I think at the end, from the Object Oriented Design point of view you would want to make the Room and Data class as loosely coupled as possible, so you can make the Room
class reusable if at a later day, you have to switch your Data class implementation from a Data File (where you are forced to deal and manipulate all the Schema details)
to a RDBMS (MySQL, Oracle, etc.).
In the Andrew Monkhouse book, in the DVD class the equivalent of the Hotel Room in URLyBird, all the fields length are declared as static final constants, even though
in the Denny's DVD example from the book you don't have to deal reading a Schema.
I think the catch in URLyBird is that the data file format has to be preserved because it is also used by a legacy application to generate reports.
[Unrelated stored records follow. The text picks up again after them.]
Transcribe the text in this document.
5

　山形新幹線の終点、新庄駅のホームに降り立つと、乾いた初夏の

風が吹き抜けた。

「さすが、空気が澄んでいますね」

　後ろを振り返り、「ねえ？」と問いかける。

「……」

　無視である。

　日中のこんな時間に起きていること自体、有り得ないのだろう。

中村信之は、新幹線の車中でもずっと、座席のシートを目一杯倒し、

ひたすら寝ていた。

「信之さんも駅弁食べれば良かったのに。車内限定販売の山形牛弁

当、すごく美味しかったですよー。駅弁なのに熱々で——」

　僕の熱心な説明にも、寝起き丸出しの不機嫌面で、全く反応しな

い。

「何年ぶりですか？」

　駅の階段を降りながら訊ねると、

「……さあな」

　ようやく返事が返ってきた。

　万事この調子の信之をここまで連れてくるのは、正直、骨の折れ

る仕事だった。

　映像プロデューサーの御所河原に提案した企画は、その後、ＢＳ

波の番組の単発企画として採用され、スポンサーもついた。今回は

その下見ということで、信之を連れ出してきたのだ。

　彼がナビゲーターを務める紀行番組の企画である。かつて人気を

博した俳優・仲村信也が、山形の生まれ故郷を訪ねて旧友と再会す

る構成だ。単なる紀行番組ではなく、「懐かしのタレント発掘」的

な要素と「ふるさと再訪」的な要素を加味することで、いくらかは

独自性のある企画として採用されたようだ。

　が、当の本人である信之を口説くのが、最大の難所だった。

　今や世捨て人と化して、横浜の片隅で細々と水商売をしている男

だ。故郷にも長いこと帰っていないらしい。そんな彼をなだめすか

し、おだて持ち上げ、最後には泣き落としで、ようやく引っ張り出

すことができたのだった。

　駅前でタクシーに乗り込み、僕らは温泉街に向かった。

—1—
I think it is OK to have all the static final constants declared, as long as you justify it in your choices.txt.
I read my database schema dynamically, so didn't use constants to declare field length etc. The only static I declared was the expected value of the magic cookie. My good buddy Roberto Perillo declared the necessary information in static final constants. We both justified in choices.txt and passed. So no need to worry, it is certainly a valid approach.
Cory Max wrote:the data structure describes itself, its a good idea to compare them.
If you read data structure to compare values, why not just read it dynamically and make your program more solid, because able to handle changes in data structure without any code modification (like a column getting bigger) and your Data class can also be used to handle a file with customers (having complete other data structure)?